Как ни странно, мне с вами привычнее и «удобнее» из-за вашей теперешней полусмущенной враждебности, из-за вернувшейся моей боязни вас лишиться, из-за чего-то знакомо-обидного, что мной угадывалось и раньше – в подозрительной уклончивости ваших писем: в них проскальзывали похвалы каким-то неведомым друзьям, сухость тона явно умышленно скрашивалась неубедительной нежностью окончаний, да и самое откладывание вашего приезда (несмотря на благоразумные предлоги о квартире, деньгах и здоровьи) не могло быть невинным и случайным и меня постепенно готовило к безнадежности или борьбе.
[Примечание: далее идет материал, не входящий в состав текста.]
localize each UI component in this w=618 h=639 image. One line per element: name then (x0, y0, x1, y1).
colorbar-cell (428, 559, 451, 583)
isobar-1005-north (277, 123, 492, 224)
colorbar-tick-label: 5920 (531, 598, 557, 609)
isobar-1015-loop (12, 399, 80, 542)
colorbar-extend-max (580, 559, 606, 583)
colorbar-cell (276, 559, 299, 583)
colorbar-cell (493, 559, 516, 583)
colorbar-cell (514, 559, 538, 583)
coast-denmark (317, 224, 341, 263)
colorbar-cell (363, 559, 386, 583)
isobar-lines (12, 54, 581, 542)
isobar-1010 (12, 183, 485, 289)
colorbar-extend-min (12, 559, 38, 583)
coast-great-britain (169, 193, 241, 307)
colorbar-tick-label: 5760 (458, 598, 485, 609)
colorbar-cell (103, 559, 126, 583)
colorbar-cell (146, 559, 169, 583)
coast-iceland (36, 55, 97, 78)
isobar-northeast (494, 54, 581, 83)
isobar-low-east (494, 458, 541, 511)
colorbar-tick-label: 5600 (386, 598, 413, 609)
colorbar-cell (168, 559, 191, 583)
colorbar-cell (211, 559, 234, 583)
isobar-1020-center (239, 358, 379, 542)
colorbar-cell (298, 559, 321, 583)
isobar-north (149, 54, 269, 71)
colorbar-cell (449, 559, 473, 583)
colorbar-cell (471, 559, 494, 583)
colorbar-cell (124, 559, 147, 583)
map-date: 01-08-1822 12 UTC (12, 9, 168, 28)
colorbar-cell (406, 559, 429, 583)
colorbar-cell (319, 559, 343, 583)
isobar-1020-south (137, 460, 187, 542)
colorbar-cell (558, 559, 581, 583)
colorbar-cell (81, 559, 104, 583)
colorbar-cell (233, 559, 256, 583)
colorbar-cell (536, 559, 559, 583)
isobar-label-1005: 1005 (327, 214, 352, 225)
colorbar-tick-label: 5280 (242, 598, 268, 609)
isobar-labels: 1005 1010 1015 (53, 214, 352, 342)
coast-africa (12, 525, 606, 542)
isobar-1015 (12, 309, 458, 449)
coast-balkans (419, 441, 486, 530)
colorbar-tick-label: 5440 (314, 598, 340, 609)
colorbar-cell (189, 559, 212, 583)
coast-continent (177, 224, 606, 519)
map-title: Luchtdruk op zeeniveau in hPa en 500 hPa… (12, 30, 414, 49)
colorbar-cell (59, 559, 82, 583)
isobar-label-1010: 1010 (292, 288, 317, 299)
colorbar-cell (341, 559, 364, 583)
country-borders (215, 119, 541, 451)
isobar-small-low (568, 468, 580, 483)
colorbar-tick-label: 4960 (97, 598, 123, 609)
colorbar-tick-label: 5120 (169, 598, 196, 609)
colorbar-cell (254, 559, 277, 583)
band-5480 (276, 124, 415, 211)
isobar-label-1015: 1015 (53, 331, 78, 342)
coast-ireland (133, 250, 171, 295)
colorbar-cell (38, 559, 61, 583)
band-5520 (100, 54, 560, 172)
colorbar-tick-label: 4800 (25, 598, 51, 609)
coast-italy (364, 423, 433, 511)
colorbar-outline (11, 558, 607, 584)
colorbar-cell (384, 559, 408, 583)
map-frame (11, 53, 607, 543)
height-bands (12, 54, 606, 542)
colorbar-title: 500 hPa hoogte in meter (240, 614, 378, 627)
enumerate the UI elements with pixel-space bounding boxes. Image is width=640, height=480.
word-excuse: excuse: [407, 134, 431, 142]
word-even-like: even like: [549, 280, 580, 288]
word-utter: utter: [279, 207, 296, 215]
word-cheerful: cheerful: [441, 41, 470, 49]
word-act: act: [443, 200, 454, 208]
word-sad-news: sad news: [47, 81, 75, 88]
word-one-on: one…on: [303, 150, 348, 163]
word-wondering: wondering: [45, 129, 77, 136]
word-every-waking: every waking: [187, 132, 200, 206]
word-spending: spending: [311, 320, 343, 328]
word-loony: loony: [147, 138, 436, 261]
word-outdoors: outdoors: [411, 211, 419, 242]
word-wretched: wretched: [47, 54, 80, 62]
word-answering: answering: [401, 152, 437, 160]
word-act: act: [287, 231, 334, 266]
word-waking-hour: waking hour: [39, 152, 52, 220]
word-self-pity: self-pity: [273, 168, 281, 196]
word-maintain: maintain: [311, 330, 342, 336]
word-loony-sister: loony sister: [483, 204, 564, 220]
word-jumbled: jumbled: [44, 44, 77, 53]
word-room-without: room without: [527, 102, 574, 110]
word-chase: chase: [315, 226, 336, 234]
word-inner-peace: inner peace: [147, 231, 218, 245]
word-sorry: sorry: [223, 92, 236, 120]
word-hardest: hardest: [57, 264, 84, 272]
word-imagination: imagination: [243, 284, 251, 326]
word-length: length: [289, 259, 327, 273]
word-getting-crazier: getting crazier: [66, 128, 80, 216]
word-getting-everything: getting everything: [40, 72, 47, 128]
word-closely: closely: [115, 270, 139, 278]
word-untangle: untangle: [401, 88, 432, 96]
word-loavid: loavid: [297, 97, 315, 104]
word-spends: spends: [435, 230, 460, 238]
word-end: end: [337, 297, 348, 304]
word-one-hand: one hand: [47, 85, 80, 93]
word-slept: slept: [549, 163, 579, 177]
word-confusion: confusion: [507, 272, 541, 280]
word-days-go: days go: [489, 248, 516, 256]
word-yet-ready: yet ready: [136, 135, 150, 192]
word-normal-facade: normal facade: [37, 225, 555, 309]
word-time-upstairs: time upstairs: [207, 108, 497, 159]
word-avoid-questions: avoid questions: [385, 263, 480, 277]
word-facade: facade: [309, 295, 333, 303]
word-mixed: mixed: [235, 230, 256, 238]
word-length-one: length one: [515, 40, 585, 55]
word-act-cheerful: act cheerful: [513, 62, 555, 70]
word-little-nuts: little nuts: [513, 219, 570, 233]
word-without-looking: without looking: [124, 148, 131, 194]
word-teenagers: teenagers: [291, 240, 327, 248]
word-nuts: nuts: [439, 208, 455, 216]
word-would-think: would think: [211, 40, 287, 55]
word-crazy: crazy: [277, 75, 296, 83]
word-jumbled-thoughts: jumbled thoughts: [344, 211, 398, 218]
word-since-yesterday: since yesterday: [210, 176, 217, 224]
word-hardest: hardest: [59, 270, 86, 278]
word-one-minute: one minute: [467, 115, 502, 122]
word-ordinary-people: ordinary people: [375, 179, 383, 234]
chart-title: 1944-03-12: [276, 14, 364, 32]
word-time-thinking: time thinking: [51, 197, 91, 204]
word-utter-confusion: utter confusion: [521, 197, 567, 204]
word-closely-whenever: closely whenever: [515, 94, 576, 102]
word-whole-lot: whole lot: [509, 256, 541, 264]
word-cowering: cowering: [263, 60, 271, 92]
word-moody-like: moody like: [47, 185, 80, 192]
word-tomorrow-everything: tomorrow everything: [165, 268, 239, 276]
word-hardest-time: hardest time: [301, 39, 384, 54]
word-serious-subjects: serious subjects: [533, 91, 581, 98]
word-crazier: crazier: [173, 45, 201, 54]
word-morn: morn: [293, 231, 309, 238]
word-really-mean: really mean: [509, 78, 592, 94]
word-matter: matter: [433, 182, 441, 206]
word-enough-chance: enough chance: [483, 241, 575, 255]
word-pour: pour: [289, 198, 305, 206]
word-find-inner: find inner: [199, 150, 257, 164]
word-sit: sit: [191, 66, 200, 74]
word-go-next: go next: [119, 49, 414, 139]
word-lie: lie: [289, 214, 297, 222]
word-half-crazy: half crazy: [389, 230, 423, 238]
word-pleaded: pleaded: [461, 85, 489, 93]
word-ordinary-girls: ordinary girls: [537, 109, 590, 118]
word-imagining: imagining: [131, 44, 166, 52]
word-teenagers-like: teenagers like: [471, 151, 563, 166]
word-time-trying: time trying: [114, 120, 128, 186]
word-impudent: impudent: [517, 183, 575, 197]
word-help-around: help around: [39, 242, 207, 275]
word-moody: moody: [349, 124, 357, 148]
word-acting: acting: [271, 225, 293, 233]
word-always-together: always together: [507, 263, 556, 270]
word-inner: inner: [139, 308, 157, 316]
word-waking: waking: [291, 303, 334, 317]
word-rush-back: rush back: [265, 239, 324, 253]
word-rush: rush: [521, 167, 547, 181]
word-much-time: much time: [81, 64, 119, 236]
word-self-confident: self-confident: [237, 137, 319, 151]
На вокзале появились и эти, неизвестные мне, друзья, нарушив интимность и обаяние встречи, разумеется, с вашего согласия (уже неоспоримое доказательство глубокой вашей отчужденности), и я сразу же вспомнил, как вас летом один провожал, и то, что невольно забыл отметить в тогдашнем болезненном своем возбуждении: вы сперва дельно и трезво нашли заказанное спальное место, переменили его на нижнее, умело сговорившись с кондуктором, аккуратно сосчитали вещи, проверили часы – и затем лишь позволили себе растрогаться. И всё же я тогда не обманывался, и ваша обычная осмотрительность не предвещала отрыва или ухода, а эти бесконечные месяцы и эти вежливые молодые люди вас, пожалуй, от меня и отучили и увели.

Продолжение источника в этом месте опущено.